Sabato, 20 Maggio 2017 12:00

Agenzia delle Entrate sarà riscossore ancora più veloce di EQUITALIA

EQUITALIA è in chiusura, l'abbiamo capito. L'Agenzia delle Entrate subentrerà nel ruolo di riscossore dei debiti dei contribuenti. Quello che però forse non abbiamo completamente chiaro è che, allontanato lo spauracchio di EQUITALIA, la subentrante agenzia sarà ancora più veloce ed implacabile nel riscuotere: non dovrà neanche perder tempo a chiedere al giudice l'autorizzazione a procedere.

Dopo questo articolo, torniamo a parlare ancora della chiusura di EQUITALIA e del passaggio di testimone all'Agenzia delle Entrate.

Già oggi si può prevedere che, a seguito della abolizione di EQUITALIA ed il consegeunte passaggio dell'azione riscossoria nella mani dell’Agenzia delle Entrate, il pignoramento dei conti correnti avverrà molto più velocemente e soprattuto senza l’autorizzazione del giudice - precedentemente necessario - in virtù del fatto che l’ente di riscossione avrà la facoltà di accedere direttamente alle banche dati del sistema fiscale e bancario.

Va detto che già alla data odierna è consentito procedere, in caso di debiti fiscali, al pignoramento contro il debitore senza alcun procedimento giudiziario. Quello che cambia dal primo luglio è che, da tale data, la procedura di pignoramento sarà ancora più veloce: le somme disponibili sul conto corrente saranno infatti immediatamente bloccate e contestualmente trasferite al sistema fiscale creditore.

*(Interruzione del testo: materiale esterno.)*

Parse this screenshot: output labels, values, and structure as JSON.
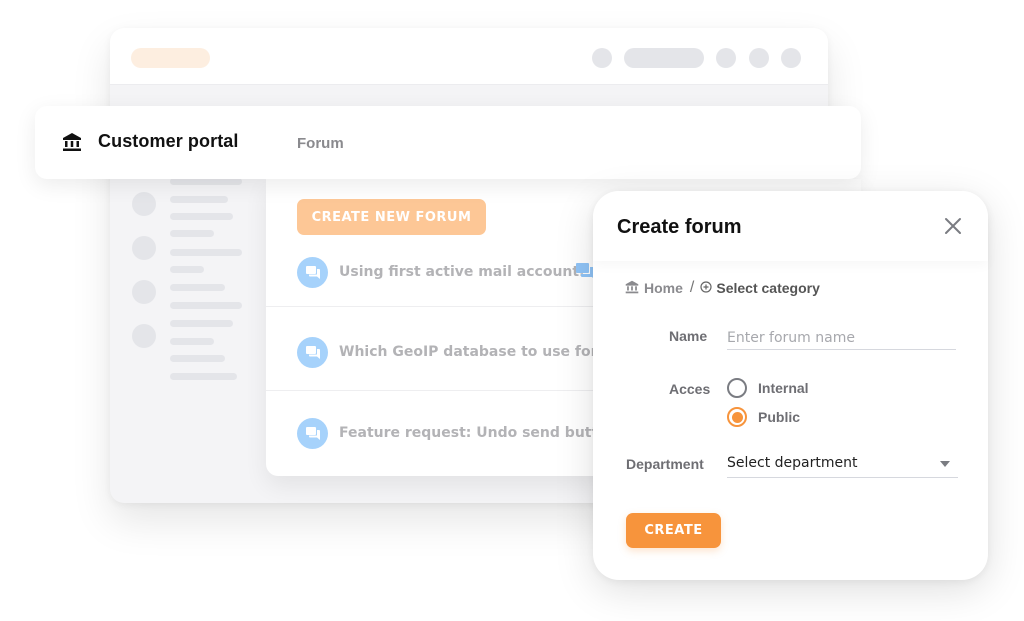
{
  "header": {
    "app_title": "Customer portal",
    "app_icon": "bank-icon",
    "section": "Forum"
  },
  "forum": {
    "create_new_label": "CREATE NEW FORUM",
    "items": [
      {
        "icon": "chat-icon",
        "title": "Using first active mail account."
      },
      {
        "icon": "chat-icon",
        "title": "Which GeoIP database to use for the"
      },
      {
        "icon": "chat-icon",
        "title": "Feature request: Undo send button f"
      }
    ]
  },
  "modal": {
    "title": "Create forum",
    "close_icon": "close-icon",
    "breadcrumb": {
      "home_icon": "bank-icon",
      "home_label": "Home",
      "separator": "/",
      "category_icon": "plus-circle-icon",
      "category_label": "Select category"
    },
    "name_label": "Name",
    "name_placeholder": "Enter forum name",
    "name_value": "",
    "access_label": "Acces",
    "access_options": [
      {
        "label": "Internal",
        "checked": false
      },
      {
        "label": "Public",
        "checked": true
      }
    ],
    "department_label": "Department",
    "department_value": "Select department",
    "create_label": "CREATE"
  },
  "colors": {
    "accent": "#f7943c",
    "accent_light": "#fdc796",
    "chat_icon_bg": "#a6d2fb"
  }
}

Lo prevede la legge di bilancio: proprio a partire dal 1 luglio 2017 sarà operativa l’abolizione di EQUITALIA, a cui subentrerà la nuova Agenzia delle Entrate - divisione riscossioni. Ma, come abbiamo accennato, il fatto che EQUITALIA tra poco più di un mese sparisce dallo scenario dei riscossori nazionali non è esattamente una buona notizia - come invece ci avevano fatto credere le fonti di governo.

E' una brutta notizia perché il rientro dell'ente nazionale nella riscossione dei debiti fiscali renderà certamente la vita dei debitori molto più dura: l'Agenzia delle Entrate, è noto, ha accesso a numerose banche dati del sistema fiscale e bancario, grazie all’Anagrafe Tributaria, quindi la sua azione è sicuramente più lesta ed efficace.

In pratica, le novità riguarderanno il pignoramento dei conti correnti: l’Agenzia delle Entrate ha libero accesso alla banca dati dell’INPS, in altre parole può ottenere facilmente e velocemente i dati riguardanti il rapporto di lavoro, così come può provvedere al pignoramento dello stipendio o della pensione direttamente sul conto corrente del contribuente.

Beninteso, il pignoramento del conto corrente è una procedura - gli interessati purtroppo lo sanno benissimo - che già esisteva è veniva regolarmente applicata da EQUITALIA: il cambiamento che dobbiamo aver chiaro è che, dal 1 luglio 2017, tutto ciò avverrà più velocemente e soprattutto con più efficienza: i contribuenti debitori, infatti, saranno privati immediatamente delle somme dovute al fisco.

Non c'è scampo, capiamolo subito: le somme ancora presenti sul conto corrente, insomma, possono essere bloccate immediatamente per saldare il debito accertato dal fisco. In tutto ciò, l’Agenzia delle Entrate ha infatti la possibilità di verificare le informazioni ma - a differenza di EQUITALIA - non deve affatto richiederle a enti terzi.